When loading a csv file in pandas I've encountered the bellow error message:
DtypeWarning: Columns have mixed types. Specify dtype option on import
or set low_memory=False
Reading online I found few solutions.
One, to set low_memory=False
, but I understand that this is not a good practice and it doesn't really resolve the problem.
Second solution is to set a data type for each column (or each column with mixed data types):
pd.read_csv(csv_path_name, dtype={'first_column': 'str', 'second_column': 'str'})
Again, from what I read, not the ideal solution if we have a big dataset.
Third solution - create a converter function. To my understanding this might be the most appropriate solution. I found code which works for me, but I am trying to better understand what is this function exactly doing:
def convert_dtype(x):
if not x:
return ''
try:
return str(x)
except:
return ''
df = pd.read_csv(csv_path_name, converters={'first_col':convert_dtype, 'second_col':convert_dtype, etc.... } )
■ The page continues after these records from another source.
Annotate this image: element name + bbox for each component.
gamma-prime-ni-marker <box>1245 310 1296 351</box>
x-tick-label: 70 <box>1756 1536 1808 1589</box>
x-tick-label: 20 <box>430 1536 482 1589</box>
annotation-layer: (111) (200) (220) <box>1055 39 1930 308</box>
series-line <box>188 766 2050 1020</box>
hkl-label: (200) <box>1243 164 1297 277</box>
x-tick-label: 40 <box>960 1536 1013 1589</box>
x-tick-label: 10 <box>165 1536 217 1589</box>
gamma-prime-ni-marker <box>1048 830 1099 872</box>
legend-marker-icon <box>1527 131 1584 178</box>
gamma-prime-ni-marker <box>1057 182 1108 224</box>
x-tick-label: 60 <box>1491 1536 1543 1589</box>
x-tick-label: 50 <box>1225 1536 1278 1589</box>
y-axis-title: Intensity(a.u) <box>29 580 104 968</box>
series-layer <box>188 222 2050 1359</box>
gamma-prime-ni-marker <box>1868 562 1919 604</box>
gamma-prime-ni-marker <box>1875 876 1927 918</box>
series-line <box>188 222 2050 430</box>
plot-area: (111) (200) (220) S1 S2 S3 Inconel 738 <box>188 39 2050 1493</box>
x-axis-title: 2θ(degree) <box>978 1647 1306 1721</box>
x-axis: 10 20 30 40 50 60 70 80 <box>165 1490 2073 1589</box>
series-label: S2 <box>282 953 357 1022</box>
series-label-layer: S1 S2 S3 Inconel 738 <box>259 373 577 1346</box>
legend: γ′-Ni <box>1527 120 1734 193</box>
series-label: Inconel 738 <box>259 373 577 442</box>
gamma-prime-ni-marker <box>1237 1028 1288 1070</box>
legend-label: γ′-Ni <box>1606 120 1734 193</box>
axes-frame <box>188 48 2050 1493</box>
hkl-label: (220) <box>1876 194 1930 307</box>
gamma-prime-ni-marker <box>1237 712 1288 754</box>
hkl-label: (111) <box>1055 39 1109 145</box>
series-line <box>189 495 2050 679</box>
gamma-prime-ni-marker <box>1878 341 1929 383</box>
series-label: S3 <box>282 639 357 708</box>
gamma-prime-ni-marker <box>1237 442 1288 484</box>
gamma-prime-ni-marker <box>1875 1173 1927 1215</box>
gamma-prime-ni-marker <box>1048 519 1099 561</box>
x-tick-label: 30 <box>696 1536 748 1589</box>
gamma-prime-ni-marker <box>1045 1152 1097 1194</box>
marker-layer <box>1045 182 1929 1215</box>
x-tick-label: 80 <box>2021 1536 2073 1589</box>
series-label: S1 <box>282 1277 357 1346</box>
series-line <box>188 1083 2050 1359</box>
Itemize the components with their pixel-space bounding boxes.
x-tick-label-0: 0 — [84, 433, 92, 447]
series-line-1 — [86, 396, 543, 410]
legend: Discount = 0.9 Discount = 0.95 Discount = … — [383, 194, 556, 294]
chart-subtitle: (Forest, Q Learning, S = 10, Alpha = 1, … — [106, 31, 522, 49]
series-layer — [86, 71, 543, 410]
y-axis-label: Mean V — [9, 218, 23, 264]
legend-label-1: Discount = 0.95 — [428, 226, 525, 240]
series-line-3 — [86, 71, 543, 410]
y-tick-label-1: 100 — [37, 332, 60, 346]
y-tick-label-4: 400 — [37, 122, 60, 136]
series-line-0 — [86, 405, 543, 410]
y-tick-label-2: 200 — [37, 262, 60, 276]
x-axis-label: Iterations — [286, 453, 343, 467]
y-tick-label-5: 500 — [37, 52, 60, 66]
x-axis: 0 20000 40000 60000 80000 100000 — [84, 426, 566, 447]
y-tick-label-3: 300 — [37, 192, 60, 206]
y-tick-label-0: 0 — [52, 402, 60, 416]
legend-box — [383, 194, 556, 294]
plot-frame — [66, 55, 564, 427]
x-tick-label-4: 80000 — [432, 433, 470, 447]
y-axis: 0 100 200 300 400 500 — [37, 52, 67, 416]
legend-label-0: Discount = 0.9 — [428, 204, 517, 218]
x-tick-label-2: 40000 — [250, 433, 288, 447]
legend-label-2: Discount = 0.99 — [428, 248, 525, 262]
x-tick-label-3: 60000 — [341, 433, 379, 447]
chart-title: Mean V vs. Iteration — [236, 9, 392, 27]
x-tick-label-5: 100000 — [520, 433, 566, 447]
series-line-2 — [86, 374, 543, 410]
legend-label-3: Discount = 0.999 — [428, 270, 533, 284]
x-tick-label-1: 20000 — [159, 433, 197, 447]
Can someone please explain the function code to me?
Thanks
if not x
checks if x
is an empty string. if it is empty it returns ''
, which is an empty string without any content.
def convert_dtype(x):
if not x:
return ''
try: return str(x)
tries to convert and return x
as a string.
try:
return str(x)
if converting and returning x
as a string doesn't work, it returns ''
.
except:
return ''
Basically, if the content of the column is empty from the start or can't be converted to string it's discarded and replaced with a string not having any content. I can't judge however if this is a good approach, it depends on what you are trying to accomplish with your application. Your column will only contain strings afterwards nonetheless.